Verizon introduces the newest Motorola Droid
IDG News Service - Verizon Wireless today introduced the newest Droid smartphone and the second from Motorola, but some Android fans may be disappointed to learn that it won't ship with the latest operating system or the newest Flash Player.
The Droid X will ship with Android 2.1, which will be updated to so-called Froyo, or Android 2.2, later. That means that it initially won't have Flash Player 10.1, the latest version of that software that became available this week for Android 2.2. Onlookers had hoped the Droid X would come with Android 2.2.
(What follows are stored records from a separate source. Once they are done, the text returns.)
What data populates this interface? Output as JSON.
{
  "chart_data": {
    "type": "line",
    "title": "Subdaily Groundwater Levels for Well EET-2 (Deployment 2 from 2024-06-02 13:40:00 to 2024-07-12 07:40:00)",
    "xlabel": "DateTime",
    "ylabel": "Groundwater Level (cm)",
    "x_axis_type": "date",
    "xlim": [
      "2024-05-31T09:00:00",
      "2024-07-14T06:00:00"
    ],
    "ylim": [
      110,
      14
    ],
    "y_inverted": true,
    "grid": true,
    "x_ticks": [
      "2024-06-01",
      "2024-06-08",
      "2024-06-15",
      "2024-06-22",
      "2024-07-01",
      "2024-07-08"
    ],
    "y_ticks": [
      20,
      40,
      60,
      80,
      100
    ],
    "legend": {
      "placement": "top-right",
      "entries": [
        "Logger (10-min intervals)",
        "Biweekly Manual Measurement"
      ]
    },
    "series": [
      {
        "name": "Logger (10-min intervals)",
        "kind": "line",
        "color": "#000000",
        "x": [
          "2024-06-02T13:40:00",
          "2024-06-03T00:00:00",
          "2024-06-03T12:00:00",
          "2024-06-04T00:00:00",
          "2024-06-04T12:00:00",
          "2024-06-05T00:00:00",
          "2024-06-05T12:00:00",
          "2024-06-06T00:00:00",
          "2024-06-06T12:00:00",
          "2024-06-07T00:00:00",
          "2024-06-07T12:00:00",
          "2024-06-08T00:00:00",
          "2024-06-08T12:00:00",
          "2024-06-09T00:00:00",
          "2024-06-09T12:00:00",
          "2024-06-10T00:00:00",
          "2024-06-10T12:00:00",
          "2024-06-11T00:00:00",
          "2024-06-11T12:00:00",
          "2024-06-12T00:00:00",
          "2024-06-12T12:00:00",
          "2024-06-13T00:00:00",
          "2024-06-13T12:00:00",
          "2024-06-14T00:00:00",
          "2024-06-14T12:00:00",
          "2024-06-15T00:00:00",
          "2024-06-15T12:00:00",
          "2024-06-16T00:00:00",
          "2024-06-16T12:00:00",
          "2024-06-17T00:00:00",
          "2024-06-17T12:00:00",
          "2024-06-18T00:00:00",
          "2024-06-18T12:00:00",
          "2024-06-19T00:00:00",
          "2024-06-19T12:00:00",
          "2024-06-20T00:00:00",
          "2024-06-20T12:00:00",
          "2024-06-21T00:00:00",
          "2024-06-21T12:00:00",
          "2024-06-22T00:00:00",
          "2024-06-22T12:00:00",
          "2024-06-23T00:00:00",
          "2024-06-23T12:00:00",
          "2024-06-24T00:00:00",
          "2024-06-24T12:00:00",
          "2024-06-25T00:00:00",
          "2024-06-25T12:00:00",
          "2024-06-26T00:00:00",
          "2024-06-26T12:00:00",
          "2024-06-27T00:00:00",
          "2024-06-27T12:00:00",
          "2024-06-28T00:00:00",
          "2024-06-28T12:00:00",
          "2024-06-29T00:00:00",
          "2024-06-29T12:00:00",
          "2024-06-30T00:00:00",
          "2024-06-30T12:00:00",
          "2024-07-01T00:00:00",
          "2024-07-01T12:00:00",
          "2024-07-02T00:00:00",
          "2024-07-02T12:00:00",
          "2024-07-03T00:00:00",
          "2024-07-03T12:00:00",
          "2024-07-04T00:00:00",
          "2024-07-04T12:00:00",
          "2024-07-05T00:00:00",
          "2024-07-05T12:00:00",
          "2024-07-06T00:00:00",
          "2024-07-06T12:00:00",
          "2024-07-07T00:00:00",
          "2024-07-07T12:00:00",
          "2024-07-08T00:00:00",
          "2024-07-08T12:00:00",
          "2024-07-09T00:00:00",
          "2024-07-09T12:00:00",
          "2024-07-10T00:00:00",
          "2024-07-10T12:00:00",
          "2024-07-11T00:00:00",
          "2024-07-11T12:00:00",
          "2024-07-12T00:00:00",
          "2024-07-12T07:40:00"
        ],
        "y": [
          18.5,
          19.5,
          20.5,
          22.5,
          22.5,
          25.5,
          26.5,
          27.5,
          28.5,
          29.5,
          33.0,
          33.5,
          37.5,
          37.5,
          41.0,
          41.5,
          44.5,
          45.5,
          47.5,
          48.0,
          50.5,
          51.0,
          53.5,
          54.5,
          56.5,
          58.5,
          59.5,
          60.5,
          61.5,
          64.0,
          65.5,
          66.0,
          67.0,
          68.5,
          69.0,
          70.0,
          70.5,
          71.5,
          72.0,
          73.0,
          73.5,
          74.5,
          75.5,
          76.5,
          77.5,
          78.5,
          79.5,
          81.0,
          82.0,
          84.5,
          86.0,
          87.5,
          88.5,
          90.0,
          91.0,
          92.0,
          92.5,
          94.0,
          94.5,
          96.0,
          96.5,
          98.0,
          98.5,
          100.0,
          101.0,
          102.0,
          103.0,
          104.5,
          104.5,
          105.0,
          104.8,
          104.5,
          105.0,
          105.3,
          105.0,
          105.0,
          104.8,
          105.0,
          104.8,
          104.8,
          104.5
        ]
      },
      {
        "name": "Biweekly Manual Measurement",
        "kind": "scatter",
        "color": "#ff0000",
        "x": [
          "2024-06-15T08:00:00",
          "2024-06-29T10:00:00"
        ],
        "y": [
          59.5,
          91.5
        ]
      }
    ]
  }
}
The phone will become available July 15 and will get Android 2.2 and Flash Player 10.1 later in the summer, Verizon said. It will retail for $199 after a $100 rebate.
The phone has a large 4.3-inch screen, bigger than most and matching the HTC HD2, a Windows Mobile phone. It will come with a Blockbuster application that lets users download full-length feature films and, because the phone has an HDMI port, watch the movies on other devices like TVs. Users will also be able to rent movies from Blockbuster to watch on the phone or other devices.
The phone has an 8-megapixel camera and can capture high-definition video. It has a 1Ghz processor and can accommodate as much as 40GB of memory, including expanded memory.
The Droid X doesn't come with a physical keyboard and will ship with Swype, software that offers a new way of typing on on-screen keyboards without having to lift up the finger.
Users will be required to sign up for a $29.99-per-month data plan for unlimited access. They can opt to pay an additional $20 a month for a hotspot service that lets other devices, like a PC, connect to the phone for Internet access. The hotspot service is limited to 2GB of data usage.
Any Verizon customer whose contract is up any time this year can buy the phone for the subsidized $199 price.
Speaking at the event to unveil the phone, Google's Andy Rubin, vice president of engineering, said that the company is now selling 160,000 Android-powered devices each day and that the Android Market has 65,000 third-party applications.
He also officially announced that today Google has open sourced Android 2.2, making it available for handset makers to use. The software has already been pushed out to some review units of the Nexus One phone.
Google CEO Eric Schmidt made a surprise appearance at the event, where he promoted the benefits of Google's back-end cloud applications on mobile phones. Behind phones like the Droid X are "massively parallel supercomputers that do the computations" for services like voice translation, he said. But he also said that it takes powerful hardware and networks to deliver the capabilities available in such a device.